Selon l'AFP, le gouvernement italien verse 30 euros par migrant à un établissement d’accueil, ce qui représenterait un chiffre d’affaires d’1 million d’euros par jour à travers une centaine de structures privées dans le tout le pays.

«Il y a actuellement un gros business autour de ce type d’hébergement pour demandeur d’asile», confirme à Slate Valentina Itri, de l’association italienne ARCI, qui vient en aide aux migrants. Déjà, en Sicile, où une trentaine d’établissements, hôtels, écoles, maisons de vacances, se sont tournés vers l’hébergement d’asile, des associations comme Caritas dénoncent l’emprise récente de la mafia sur ces nouveaux centres.

La France, qui fait face à une augmentation croissante des demandes d’asile depuis 2007 selon le ministère de l’Intérieur, est également en pénurie de places dans les Centres d'accueil pour demandeurs d’asile, les fameux Cada.

«Le problème est que la demande d’asile est une longue étape et qu’un séjour en Cada dure plus d’un an. On estime qu’un demandeur d’asile sur deux a une place en Cada», explique Marc Uhry, responsable Europe pour la Fondation Abbé-Pierre. D’où l’importance des hôtels auxquels les autorités ont régulièrement recours lorsque les centres sont saturés. Une solution d’urgence très onéreuse, comme l’a démontré le rapport du député UMP Eric Ciotti, publié en novembre 2014, qui a chiffré à plus de 870 euros par mois et par personne le coût des nuitées d’hôtel. De nombreux établissements privés, spécialisés dans l’asile, en font désormais leur beurre. A Lyon, un gérant d’un hôtel du centre-ville, confie ainsi à Slate avoir cumulé «400.000 euros de chiffre d’affaires l’an dernier», avec les demandeurs d’asile.

Des logements d’asile que l’on retrouve même sur le site du... Bon coin.

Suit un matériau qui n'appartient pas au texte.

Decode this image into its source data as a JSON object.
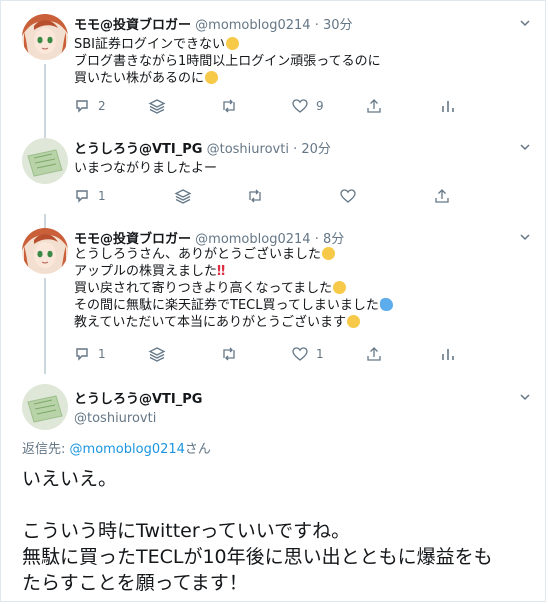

En décembre 2014, une annonce pour une «cabane insolite dans les bois», située à 20 minutes de Calais, est publiée sur le site. Une fiche descriptive, avec photos de tentes en toile dans les bois, indique:

«Une expérience insolite vous attend dans la cabane d’Aman (pas d’eau, pas d’électricité). La cabane est exposée sud-ouest et jouit d’un accès de plein pied sur la célèbre “jungle de Calais”.»

Derrière l’annonce, un canular, se cache en réalité une campagne de communication acerbe de l’ONG Médecins du Monde, pour dénoncer les conditions de logement à Calais à l’occasion de la Journée internationale des migrants du 18 décembre.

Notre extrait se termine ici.